Угадать причину не трудно: от бедняги Тюлина водкой несет, точно из полуштофа, и даже до меня, на расстоянии двух сажен, то и дело доносятся острые струйки перегару, смешиваясь с запахом реки и береговой зелени.

— Кабы выпил я, — говорит Тюлин в раздумье, — а то не пил.

Голова его опускается еще ниже.

— Давно не пью я… Положим, вчера выпил…

И опять Тюлин погружается в глубокое раздумье.

— Кабы много… Положим, довольно я выпил вчера… Так ведь сегодня не пил!

— Так это у тебя, видно, с похмелья, — пробую я вывести его на настоящую дорогу.

Тюлин смотрит на меня долго, серьезно и чрезвычайно вдумчиво. Догадка, очевидно, показалась ему не лишенною основания.

— Разве-либо от этого. Ноньче немного же выпил я.

Пока таким образом Тюлин медленным, мучительным, но зато верным путем подходил к истинной причине своих страданий, мужик на той стороне окончательно лишился голоса.

— Тю-ю-ю… — чуть слышно летело оттуда, из-за шороха речных струек.

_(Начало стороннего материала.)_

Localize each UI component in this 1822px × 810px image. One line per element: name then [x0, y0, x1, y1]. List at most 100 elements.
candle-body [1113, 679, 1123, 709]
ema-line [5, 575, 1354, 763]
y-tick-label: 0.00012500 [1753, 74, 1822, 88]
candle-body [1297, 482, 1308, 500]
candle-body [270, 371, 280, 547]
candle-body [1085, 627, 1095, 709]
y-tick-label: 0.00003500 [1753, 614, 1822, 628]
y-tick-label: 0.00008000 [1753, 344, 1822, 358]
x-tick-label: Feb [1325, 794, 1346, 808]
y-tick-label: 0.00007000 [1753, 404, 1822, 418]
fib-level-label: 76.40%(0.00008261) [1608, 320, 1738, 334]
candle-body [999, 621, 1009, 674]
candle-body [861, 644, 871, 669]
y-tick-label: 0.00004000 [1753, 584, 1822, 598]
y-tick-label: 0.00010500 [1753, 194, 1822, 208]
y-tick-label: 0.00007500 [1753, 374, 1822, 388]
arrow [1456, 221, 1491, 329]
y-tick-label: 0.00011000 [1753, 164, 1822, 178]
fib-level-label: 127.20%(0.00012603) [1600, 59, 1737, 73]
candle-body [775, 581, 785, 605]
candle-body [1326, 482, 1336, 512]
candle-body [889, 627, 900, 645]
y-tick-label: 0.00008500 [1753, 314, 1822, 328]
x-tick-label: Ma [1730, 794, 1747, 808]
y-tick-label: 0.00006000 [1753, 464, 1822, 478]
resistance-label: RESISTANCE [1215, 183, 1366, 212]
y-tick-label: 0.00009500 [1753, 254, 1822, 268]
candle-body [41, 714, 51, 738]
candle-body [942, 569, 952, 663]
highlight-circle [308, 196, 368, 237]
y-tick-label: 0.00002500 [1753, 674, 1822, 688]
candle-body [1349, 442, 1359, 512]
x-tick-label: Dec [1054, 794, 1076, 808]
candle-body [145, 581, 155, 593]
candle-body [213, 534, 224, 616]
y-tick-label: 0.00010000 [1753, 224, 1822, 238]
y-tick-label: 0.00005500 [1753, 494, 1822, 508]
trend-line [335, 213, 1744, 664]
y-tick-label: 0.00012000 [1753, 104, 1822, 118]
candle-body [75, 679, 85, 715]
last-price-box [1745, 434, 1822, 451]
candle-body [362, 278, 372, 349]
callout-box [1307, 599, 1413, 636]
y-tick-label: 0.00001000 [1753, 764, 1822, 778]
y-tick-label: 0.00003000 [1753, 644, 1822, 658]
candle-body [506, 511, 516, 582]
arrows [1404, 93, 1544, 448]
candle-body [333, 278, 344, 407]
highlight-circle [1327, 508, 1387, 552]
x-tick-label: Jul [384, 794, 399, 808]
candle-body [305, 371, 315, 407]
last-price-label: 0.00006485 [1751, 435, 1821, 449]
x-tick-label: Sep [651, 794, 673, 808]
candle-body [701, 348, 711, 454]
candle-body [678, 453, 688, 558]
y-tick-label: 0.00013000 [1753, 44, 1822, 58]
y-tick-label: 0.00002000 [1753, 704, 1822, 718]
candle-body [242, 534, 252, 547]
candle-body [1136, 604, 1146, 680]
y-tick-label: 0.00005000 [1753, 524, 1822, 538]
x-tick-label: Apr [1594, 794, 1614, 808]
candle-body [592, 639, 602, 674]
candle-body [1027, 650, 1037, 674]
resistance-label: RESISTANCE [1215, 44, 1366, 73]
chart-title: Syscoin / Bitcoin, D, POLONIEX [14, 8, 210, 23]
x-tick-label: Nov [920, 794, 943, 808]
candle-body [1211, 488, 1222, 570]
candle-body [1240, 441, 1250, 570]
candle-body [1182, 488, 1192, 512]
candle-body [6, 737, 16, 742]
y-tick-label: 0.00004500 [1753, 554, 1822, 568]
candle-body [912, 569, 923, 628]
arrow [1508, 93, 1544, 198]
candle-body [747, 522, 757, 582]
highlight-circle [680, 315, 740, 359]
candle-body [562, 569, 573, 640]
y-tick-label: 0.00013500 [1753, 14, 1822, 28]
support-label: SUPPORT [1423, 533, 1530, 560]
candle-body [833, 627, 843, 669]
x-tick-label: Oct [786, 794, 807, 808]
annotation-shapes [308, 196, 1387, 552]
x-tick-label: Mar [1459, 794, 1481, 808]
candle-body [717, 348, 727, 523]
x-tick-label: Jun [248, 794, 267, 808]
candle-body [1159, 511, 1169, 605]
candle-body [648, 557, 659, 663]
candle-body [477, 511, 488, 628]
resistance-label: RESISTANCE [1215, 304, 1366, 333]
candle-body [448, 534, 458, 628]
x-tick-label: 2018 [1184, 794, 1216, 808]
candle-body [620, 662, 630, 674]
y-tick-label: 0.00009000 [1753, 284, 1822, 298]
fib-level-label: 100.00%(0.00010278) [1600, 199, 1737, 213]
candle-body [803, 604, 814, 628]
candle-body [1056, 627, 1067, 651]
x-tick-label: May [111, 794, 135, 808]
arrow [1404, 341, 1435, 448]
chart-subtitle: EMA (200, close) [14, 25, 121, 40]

— Разве-либо от этого. Это ты, братец, должно быть, верно сказал. Пью я винище это, лакаю, братец, лакаю…

IV

Между тем тщетно вопивший мужик смолкает и, оставив лошадь с телегой на том берегу, переправляется к нам вместе с Иванком, для личных переговоров. К удивлению моему, он самым благодушным образом здоровается с Тюлиным и садится рядом на скамейку. Он значительно старше Тюлина, у него седая борода, голубые, выцветшие, как у Тюлина, глаза, на голове грешневик, а на лице, где-то около губ, ютится та же ветлужская складка.